CURRENCY MARKET WRAP
As of Fri Aug 2nd, Singapore Time zone UTC+8
Dollar Index -0.19%, 98.42
USDJPY, -1.21%, $107.43
EURUSD, +0.03%, $1.1079
GBPUSD, -0.29%, $1.2124
USDCAD, +0.15%, $1.3211
AUDUSD, -0.63%, $0.6802
NZDUSD, -0.08%, $0.6553
U.S. ISM Manufacturing Index for July checked in at 51.2% (consensus 51.9%) after crossing at 51.7% in June. The dividing line between expansion and contraction is 50.0%, so the July reading indicates slower growth in the manufacturing sector. The July reading is the lowest level since August 2016. Total construction spending declined 1.3% in June (consensus +0.4%) following an upwardly revised 0.5% decline (from -0.8%) in May. This was the second straight monthly decline and the third straight year-over-year decline in construction spending, which is something that hasn’t been seen since 2011.
In trade, Trump on Thursday moved to impose a 10% tariff on a remaining US$300 billion list of Chinese imports starting Sept. 1, after U.S. and Chinese negotiators failed to kickstart trade talks.“Trade talks are continuing, and during the talks the U.S. will start, on September 1st, putting a small additional Tariff of 10per cent on the remaining 300 Billion Dollars of goods and products coming from China into our Country. This does not include the 250 Billion Dollars already Tariffed at 25per cent,” Trump tweeted. The IMF has warned that tariffs already in place will shave 0.2% off global economic output in 2020.
Economic growth concerns were made most apparent in the steep drop in U.S. Treasury yields and oil prices ($53.99/bbl, -$4.39, -7.5%), both of which had already been on the decline in the wake of the Fed’s rate cut yesterday. The 2-yr yield dropped 16 basis points to 1.72%, and the 10-yr yield dropped 13 basis points to 1.89%. The U.S. Dollar Index lost 0.19% to 98.42.
STOCK MARKET WRAP
S&P500, -0.90%, 2,953.56
Nasdaq, -0.61%, 7,801.15
Nikkei Futures, -2.17%, 21,083.0
Stock market gave up a healthy lead and finished noticeably lower on Thursday after Trump announced a 10% tariff rate on another $300 billion of Chinese imports, effective September 1. The S&P 500 had nearly recovered all its losses from Wednesday, but renewed growth and trade concerns left the benchmark index down 0.9% for the session.

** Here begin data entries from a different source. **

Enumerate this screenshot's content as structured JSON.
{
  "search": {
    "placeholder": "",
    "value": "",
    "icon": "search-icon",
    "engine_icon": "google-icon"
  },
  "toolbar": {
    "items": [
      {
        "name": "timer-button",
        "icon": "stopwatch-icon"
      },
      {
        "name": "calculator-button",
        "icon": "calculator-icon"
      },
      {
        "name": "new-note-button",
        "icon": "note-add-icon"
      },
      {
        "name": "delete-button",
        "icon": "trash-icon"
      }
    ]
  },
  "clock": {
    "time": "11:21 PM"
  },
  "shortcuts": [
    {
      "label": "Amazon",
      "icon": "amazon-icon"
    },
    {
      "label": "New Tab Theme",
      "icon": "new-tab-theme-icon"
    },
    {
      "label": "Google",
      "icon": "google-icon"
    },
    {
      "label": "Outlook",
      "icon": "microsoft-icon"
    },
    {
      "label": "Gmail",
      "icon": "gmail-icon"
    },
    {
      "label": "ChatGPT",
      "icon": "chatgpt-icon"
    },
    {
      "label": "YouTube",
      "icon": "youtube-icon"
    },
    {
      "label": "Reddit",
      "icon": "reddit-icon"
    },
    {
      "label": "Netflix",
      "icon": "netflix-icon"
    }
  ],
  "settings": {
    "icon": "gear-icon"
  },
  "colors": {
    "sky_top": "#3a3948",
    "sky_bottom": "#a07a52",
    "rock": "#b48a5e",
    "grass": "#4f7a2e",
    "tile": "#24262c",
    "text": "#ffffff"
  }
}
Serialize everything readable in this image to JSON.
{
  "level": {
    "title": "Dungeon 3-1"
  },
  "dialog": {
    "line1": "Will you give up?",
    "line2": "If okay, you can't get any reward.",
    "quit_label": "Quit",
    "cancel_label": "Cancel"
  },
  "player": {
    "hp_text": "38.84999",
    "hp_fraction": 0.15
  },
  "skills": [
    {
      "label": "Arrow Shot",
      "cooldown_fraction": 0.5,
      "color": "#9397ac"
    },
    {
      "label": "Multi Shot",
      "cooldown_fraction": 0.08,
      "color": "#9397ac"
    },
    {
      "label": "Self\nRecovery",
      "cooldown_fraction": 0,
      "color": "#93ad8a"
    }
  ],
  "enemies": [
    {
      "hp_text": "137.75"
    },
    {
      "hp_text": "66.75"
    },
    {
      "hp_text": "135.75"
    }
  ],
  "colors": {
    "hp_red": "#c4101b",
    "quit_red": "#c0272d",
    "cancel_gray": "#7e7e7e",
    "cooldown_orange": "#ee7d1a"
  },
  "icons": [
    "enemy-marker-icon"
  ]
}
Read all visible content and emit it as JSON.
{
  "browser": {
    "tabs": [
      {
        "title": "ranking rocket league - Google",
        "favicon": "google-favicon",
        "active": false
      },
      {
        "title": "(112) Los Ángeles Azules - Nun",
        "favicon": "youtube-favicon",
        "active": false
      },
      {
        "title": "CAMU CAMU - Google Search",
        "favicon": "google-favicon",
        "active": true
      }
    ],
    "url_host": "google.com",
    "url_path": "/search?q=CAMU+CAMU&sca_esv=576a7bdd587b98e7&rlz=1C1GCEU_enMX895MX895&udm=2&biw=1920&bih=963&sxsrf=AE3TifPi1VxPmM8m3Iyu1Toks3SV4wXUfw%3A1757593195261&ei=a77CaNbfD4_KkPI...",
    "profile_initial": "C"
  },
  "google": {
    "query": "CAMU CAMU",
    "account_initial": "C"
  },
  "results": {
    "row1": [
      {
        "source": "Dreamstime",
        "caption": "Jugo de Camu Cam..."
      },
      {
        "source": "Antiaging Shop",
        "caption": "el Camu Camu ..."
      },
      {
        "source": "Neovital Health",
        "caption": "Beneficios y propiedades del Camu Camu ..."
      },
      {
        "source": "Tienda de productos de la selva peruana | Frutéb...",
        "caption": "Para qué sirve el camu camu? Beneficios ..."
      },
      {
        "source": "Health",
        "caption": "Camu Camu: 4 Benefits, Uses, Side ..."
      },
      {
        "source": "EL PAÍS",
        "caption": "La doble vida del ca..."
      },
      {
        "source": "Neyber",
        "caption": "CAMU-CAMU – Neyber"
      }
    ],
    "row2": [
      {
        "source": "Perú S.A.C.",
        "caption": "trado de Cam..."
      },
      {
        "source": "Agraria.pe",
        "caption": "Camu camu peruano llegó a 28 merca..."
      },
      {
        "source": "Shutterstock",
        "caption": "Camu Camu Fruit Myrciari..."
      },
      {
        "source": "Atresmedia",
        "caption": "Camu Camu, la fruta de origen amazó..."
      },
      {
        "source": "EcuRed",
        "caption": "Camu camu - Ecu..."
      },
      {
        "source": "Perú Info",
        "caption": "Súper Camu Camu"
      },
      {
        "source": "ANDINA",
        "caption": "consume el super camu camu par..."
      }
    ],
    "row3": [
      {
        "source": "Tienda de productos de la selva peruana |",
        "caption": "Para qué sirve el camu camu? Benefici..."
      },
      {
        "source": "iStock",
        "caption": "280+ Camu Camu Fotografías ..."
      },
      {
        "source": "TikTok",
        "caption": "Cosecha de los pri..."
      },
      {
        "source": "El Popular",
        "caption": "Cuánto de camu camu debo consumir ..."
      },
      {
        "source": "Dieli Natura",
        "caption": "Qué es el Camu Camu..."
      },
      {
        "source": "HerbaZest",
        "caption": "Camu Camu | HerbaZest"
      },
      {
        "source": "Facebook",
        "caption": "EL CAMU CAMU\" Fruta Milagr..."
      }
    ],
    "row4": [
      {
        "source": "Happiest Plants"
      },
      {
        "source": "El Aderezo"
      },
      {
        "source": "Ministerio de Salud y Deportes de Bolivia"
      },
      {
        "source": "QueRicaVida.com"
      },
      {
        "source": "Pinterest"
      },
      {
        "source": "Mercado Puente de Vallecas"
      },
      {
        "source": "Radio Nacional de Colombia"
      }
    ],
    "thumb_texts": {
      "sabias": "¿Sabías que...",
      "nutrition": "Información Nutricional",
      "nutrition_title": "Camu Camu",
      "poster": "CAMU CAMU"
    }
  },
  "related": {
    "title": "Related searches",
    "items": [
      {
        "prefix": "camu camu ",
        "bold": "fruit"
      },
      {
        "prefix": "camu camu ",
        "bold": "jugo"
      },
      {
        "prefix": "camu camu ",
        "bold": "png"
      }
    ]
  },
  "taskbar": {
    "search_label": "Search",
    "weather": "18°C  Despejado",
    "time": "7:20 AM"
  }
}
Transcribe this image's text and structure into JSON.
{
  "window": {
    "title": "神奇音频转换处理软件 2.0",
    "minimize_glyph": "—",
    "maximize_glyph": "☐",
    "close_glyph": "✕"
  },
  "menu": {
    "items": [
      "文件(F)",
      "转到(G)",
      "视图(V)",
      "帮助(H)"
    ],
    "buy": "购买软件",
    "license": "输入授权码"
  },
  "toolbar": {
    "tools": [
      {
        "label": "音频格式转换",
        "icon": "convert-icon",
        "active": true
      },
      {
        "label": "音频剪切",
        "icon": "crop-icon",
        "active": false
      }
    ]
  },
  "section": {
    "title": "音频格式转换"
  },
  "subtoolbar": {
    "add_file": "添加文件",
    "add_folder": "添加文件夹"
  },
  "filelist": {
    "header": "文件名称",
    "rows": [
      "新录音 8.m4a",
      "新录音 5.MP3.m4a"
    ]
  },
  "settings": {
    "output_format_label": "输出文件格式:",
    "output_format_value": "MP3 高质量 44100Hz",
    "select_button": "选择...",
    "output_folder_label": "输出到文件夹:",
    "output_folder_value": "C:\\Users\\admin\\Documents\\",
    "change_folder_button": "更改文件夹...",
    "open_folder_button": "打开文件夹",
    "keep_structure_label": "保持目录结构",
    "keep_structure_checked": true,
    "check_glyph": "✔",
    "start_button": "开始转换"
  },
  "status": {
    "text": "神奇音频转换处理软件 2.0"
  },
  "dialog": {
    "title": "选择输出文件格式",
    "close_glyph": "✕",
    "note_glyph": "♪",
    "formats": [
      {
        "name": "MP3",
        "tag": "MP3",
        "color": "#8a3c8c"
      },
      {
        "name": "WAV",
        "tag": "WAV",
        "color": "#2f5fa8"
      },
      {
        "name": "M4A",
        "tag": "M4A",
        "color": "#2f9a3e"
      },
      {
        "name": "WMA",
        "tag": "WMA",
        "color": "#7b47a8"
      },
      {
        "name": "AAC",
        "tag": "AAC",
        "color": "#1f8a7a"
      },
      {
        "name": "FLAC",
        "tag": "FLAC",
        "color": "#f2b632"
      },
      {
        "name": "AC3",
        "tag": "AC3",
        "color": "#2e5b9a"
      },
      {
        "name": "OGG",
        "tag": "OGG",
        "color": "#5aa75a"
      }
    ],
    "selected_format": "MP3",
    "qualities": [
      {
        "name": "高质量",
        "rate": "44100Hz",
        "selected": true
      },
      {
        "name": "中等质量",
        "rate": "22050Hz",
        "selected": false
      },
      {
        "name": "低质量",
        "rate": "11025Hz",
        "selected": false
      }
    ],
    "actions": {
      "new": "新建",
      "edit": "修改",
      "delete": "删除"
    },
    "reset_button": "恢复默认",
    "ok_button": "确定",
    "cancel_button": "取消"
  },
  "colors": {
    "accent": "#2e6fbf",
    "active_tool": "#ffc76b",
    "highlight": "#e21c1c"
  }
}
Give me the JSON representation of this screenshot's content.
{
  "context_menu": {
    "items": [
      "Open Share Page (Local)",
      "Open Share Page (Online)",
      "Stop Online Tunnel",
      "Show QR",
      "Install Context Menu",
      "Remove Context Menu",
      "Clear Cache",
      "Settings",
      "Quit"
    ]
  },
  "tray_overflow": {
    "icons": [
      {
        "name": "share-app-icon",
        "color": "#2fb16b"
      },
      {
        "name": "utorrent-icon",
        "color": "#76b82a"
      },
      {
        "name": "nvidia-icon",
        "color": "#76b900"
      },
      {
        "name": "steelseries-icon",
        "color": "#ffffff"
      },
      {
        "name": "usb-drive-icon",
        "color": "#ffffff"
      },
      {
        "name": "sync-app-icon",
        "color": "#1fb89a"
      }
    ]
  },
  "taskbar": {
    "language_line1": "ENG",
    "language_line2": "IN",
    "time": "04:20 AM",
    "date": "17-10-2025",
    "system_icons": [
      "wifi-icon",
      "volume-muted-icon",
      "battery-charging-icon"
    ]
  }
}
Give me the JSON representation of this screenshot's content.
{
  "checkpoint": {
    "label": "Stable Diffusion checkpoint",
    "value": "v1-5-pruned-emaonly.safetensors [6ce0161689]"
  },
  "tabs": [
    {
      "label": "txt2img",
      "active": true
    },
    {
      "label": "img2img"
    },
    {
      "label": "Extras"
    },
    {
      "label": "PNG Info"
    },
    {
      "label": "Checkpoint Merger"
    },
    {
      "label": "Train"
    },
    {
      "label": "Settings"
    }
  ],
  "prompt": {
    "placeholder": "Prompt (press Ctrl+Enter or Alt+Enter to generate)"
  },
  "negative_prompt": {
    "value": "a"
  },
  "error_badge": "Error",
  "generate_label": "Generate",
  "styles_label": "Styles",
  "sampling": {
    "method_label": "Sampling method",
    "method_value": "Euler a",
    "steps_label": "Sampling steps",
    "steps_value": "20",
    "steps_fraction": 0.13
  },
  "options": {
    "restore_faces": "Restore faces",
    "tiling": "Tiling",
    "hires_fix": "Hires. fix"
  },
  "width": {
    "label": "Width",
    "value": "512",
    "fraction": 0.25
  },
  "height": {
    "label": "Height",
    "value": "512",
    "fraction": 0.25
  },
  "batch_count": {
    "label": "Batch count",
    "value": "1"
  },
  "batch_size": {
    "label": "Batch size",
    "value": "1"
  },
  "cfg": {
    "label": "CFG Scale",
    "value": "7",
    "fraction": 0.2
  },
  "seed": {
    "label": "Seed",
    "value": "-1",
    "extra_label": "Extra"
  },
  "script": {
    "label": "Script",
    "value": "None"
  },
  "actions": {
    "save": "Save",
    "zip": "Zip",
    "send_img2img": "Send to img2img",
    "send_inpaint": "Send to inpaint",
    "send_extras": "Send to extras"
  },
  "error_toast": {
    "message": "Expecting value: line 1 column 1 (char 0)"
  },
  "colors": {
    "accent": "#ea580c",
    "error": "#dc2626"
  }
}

Concerns that trade tensions would undercut corporate earnings prospects were evident in the following groups: The S&P 500 industrials sector (-2.0%), which is home to many transportation companies with foreign business;Apple (AAPL 208.43, -4.61, -2.2%), which previously had some of its high-growth products except from tariffs; and the semiconductor stocks, many of which derive a large of portion of their revenue from China.